28 janeiro, 2008

Universidade: transição e roturas culturais

ADOLFO STEIGER GARÇÃO
Professor catedrático da Faculdade de Ciências e Tecnologia da UNL e membro do painel Ciência e Sociedade

Acautelamos melhor a utilização dos meios quando directamente os pagamos.
O financiamento fácil e sem controlo torna-se despesista.


Dois paradigmas fundamentais poderão estar em causa, o primeiro ligado à estabilidade e o segundo assente na inexistência de relações utilizador- pagador.

A estabilidade excessiva é seguramente um dos suportes mais activos do imobilismo e da estagnação. A verdade é que funcionamos melhor quando existe alguma inquietação e sobretudo se estiverem implementados mecanismos céleres produzindo consequências, sejam elas de recompensa ou de penalização. Torna-se obrigatório que os modos de avaliação sejam conhecidos e adequadamente adaptados e exercidos de forma independente. A verdade também é que acautelamos melhor a utilização dos meios quando directamente os pagamos. O financiamento fácil e sem controlo torna-se habitualmente despesista.

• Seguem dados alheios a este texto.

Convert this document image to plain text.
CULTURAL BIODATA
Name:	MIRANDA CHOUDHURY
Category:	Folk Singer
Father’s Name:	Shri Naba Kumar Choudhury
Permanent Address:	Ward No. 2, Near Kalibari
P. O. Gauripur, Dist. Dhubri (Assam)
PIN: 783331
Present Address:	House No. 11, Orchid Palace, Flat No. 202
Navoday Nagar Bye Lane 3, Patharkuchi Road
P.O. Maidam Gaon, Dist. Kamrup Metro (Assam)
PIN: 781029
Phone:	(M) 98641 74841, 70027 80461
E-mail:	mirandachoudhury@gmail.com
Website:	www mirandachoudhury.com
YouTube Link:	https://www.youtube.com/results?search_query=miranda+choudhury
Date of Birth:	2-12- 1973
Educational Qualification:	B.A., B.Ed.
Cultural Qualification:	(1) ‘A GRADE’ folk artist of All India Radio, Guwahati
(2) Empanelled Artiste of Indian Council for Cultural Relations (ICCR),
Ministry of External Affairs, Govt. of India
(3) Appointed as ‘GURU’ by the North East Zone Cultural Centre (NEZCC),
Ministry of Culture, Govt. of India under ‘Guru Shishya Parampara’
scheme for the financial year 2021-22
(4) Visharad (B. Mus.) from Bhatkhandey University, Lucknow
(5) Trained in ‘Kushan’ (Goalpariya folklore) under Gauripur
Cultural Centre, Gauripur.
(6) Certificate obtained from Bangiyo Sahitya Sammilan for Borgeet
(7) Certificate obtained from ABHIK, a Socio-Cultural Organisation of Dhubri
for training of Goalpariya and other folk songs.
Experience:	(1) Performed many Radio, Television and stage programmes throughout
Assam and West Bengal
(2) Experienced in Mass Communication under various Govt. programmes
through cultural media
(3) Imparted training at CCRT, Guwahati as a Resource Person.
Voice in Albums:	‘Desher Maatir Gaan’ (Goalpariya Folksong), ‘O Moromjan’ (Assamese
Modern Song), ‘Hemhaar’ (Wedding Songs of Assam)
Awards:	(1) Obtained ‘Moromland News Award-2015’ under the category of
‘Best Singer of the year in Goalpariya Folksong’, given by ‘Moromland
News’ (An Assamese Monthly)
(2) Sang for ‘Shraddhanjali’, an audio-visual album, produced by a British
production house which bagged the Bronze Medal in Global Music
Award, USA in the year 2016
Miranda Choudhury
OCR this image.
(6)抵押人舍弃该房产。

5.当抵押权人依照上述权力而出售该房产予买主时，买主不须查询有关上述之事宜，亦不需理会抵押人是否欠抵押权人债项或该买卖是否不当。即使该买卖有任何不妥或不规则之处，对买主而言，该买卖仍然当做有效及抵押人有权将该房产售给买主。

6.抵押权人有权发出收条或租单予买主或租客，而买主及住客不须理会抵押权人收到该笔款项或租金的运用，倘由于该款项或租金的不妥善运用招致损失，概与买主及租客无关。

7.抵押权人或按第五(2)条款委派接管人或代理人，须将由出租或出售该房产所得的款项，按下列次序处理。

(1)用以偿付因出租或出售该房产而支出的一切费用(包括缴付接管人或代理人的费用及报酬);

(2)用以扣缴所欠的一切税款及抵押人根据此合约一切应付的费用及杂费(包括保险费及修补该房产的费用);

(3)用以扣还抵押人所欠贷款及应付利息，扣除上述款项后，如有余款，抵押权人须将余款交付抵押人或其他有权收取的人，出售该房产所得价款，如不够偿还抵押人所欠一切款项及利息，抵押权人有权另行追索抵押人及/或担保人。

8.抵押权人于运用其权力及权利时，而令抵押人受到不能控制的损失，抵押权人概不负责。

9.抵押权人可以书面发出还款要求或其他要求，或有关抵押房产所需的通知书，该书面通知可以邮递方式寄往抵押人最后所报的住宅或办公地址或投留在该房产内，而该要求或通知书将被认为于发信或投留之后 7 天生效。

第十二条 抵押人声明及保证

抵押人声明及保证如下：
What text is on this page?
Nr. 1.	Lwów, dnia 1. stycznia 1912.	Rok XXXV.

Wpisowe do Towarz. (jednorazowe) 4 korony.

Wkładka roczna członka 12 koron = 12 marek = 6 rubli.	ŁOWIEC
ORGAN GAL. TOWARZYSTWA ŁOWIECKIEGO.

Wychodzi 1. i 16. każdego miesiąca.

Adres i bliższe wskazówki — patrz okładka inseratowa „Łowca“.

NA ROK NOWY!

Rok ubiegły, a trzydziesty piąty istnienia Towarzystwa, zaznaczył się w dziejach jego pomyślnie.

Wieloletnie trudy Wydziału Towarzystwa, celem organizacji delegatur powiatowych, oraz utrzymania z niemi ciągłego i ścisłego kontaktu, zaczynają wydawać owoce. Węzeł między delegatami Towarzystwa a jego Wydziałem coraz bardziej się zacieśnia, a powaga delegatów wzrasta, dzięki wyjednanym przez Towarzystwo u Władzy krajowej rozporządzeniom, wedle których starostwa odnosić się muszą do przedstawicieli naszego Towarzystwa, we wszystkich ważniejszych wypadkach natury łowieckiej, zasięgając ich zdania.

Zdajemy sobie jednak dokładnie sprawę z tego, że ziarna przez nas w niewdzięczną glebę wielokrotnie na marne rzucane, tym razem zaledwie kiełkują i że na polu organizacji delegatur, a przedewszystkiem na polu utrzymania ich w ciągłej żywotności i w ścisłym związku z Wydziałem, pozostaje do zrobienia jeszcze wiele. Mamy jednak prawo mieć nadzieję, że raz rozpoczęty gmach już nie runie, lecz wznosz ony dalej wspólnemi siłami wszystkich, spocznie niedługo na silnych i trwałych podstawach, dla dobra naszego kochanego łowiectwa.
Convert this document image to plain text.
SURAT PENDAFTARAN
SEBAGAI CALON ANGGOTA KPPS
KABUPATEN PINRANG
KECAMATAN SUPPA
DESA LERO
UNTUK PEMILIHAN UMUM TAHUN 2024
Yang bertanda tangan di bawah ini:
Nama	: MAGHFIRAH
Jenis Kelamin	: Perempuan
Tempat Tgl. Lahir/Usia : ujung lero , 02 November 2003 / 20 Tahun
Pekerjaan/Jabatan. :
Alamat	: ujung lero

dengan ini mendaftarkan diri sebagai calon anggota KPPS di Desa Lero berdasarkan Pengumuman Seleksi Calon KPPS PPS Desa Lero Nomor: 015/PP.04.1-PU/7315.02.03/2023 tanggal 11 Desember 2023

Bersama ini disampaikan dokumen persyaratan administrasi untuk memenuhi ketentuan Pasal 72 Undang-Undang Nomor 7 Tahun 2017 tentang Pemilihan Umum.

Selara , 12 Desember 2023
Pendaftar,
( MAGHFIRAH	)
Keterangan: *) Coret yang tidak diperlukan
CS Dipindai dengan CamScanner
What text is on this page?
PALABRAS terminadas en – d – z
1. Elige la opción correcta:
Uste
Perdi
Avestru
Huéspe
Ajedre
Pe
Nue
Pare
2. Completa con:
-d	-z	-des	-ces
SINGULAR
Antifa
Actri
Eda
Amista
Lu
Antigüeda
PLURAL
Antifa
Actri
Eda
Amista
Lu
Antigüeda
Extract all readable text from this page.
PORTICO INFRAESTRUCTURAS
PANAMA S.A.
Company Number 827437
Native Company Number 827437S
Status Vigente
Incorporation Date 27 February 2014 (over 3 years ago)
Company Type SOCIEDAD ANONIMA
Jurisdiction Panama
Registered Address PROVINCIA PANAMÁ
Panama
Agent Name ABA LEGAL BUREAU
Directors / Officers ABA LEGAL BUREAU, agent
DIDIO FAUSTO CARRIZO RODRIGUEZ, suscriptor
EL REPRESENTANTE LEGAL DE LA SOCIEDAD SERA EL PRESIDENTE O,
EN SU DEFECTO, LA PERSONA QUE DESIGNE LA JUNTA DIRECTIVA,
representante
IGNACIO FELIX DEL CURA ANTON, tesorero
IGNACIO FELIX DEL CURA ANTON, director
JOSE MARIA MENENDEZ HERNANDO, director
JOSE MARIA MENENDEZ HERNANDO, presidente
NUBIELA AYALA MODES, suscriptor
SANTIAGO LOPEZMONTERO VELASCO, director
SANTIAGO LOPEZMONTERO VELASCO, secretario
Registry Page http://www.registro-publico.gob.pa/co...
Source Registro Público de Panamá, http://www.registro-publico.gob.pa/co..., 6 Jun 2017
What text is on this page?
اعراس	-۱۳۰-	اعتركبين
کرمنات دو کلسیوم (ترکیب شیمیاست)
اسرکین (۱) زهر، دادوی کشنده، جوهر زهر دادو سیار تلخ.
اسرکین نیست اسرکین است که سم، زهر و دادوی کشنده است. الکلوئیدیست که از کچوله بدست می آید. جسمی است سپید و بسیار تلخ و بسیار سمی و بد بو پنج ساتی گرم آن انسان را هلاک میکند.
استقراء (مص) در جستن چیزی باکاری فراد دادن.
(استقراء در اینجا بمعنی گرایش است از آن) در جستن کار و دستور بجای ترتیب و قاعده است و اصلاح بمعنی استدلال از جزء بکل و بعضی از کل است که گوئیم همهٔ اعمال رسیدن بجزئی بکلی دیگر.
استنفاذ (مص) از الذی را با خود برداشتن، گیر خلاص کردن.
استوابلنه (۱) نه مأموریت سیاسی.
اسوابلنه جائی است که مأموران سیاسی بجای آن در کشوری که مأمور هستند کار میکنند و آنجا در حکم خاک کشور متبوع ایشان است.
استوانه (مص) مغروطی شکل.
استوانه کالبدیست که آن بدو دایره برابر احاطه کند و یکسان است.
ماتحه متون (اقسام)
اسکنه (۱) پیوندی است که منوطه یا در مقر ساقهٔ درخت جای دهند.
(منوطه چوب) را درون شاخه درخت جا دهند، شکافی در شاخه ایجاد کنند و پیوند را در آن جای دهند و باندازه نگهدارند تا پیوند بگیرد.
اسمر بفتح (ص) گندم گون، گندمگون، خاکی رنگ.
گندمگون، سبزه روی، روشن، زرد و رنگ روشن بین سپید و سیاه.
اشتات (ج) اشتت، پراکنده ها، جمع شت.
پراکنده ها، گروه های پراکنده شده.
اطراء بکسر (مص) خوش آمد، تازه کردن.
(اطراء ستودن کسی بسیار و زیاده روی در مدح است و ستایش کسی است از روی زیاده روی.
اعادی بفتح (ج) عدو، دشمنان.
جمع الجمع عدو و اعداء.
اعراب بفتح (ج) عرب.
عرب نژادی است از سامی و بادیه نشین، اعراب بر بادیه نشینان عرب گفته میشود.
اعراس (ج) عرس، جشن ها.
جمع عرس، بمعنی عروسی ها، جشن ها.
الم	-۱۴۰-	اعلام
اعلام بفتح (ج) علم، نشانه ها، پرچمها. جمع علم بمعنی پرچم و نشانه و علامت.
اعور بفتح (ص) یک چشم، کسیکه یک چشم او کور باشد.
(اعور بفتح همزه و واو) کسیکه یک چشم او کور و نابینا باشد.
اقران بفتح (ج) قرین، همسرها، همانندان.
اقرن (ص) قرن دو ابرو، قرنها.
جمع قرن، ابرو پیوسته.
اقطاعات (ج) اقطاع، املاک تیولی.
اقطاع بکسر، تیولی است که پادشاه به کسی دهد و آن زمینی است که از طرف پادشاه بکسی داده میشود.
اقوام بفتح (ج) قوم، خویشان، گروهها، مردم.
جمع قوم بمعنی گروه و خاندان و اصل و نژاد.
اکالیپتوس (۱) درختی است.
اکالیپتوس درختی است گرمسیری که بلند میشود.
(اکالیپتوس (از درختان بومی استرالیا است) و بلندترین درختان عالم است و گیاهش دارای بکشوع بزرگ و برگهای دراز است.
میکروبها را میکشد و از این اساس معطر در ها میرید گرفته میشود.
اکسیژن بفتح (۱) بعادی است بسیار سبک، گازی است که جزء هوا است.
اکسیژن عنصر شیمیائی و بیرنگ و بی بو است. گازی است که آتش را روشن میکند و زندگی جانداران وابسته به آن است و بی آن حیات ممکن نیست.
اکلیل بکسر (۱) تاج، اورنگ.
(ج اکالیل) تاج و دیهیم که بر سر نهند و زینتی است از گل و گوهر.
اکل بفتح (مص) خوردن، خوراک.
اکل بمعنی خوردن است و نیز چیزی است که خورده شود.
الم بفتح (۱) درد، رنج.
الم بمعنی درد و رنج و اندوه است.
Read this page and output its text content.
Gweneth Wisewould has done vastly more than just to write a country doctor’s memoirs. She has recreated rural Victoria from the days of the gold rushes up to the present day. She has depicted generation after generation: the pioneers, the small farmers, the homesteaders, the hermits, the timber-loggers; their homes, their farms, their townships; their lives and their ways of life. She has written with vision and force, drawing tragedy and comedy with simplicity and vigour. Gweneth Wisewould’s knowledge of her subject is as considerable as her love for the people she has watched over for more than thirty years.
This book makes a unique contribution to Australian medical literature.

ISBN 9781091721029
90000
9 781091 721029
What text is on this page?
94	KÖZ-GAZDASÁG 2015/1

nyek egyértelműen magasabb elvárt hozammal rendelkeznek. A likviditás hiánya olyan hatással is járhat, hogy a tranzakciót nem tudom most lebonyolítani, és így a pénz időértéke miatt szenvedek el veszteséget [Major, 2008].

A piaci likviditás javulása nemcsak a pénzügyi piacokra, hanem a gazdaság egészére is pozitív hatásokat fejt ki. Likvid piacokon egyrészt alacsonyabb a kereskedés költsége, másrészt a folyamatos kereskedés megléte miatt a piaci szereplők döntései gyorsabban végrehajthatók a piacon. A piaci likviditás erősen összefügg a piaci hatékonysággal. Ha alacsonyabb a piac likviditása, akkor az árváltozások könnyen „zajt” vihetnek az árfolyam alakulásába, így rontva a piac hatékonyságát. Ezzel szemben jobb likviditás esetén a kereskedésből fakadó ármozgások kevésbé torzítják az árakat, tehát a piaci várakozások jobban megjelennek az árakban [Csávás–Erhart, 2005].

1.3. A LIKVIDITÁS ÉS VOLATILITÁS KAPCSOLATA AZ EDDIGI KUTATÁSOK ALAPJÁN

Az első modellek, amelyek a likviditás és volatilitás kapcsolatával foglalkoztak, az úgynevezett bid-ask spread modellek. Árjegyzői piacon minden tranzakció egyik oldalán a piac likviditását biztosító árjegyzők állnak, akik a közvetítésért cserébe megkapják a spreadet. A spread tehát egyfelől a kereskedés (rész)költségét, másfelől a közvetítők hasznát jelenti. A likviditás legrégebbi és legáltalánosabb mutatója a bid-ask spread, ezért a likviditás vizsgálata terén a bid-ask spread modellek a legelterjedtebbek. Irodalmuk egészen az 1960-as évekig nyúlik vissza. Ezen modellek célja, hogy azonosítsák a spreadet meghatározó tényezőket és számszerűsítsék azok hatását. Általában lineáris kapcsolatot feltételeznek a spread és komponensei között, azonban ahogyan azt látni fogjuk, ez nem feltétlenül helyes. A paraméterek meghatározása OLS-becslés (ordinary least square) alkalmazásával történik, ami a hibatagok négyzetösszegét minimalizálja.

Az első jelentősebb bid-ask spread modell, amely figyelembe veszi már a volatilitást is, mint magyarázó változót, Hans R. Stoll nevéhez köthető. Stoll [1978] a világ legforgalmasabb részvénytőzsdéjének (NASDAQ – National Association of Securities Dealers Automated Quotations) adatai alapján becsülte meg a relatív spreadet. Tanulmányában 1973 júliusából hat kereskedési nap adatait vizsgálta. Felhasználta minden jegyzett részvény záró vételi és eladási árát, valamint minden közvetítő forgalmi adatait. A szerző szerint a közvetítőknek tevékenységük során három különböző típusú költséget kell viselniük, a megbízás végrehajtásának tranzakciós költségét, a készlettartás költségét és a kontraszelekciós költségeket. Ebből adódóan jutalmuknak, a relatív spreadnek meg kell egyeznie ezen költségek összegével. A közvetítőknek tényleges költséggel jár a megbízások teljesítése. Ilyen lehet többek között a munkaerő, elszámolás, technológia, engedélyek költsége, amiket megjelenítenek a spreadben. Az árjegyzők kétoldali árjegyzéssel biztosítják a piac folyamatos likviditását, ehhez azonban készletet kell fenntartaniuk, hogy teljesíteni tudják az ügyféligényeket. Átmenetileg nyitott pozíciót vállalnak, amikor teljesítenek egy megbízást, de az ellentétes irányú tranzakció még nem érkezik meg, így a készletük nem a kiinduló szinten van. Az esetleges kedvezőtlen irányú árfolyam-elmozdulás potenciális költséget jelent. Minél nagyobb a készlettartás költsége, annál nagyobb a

As políticas ministeriais recentes, fatalmente, teriam de ter consequências em termos estruturais. Não surpreende que as instituições de ensino superior busquem formas de reorganização que melhor as adeqúem à competição que se avizinha. E não pretendo sequer discorrer sobre "Fundações" ou formas organizativas mais tradicionais. Prefiro concentrar-me sobre simples incidências culturais. Vejamos:

1– A inevitabilidade de as universidades serem avaliadas e classificadas por comissões independentes internacionais gera a consciência de que um modelo integrado de qualidade terá que ser implementado. Se é verdade que para os aspectos científicos estamos indiscutivelmente avançados, já o mesmo não ocorre relativamente aos aspectos mais associados ao ensino e pedagogia e optimização de utilização de recursos. Possivelmente nem ocorre ainda generalizadamente que a maioria das questões estarão ligadas não ao que afirmarmos (somos óptimos professores, avaliamos correctamente, fazemos testes exemplares, dizemos..) mas à capacidade que tivermos de demonstrar estruturadamente que assim é (o que dizem os alunos, quem certifica os nossos testes, que metodologias utilizamos para garantir que o que fazemos é de qualidade elevada (claro, excluindo a nossa elevada opinião), como utilizamos os meios que nos são disponibilizados, porquê retenções tão elevadas (e sobretudo que medidas estratégicas tomamos para as reduzir) e o que pensam os empregadores do "produto" que produzimos.

A questão mais dramática reside na ausência de elementos culturais implantados que dêem o relevo indispensável a estas questões, muitas delas consideradas habitualmente como menores ou mesmo falsas questões.

2– Claramente, o paradigma consumidor-pagador não abundava nas instituições universitárias. O corporativismo tem de uma forma geral compensado mais. A obtenção de regalias e privilégios ao longo de anos, por razões nada defensáveis, conduziu internamente nas instituições a distorções penalizantes. Só a constatação de que novos mecanismos de avaliação tornam essas práticas proibitivas tem forçado as faculdades a introduzir racionalização distinta na distribuição de recursos e na correcção de assimetrias herdadas. Também aqui não é mais possível não associar os custos aos resultados, quer quantitativa quer qualitativamente.

A inevitabilidade de as universidades serem avaliadas […] gera a consciência de que um modelo integrado de qualidade terá que ser implementado.

A estabilidade excessiva é seguramente um dos suportes mais activos do imobilismo e da estagnação.

Questão complementar mas não secundária será a existência ou não dos mecanismos de suporte (meios de planificação, contabilísticos, etc), nas várias instituições. E aceitemos com algum sabor amargo nos lábios, que se alguma contenção financeira, quiçá excessiva, não tivesse sido introduzida pela tutela, os esquemas antigos teriam tendência a ser perpetuados. E afirmemos também que se não houver vontade política e determinação local os passos necessários serão exíguos.

Enfim, para sobreviver, ou melhor, para aqueles que quiserem sobreviver, o tempo será sobretudo de evolução cultural adoptando as práticas para o sector público já em voga nas áreas mais saudáveis da nossa sociedade.•

Publicado no jornal 'Diário Económico, – OPINIÃO – p. 44' de hoje.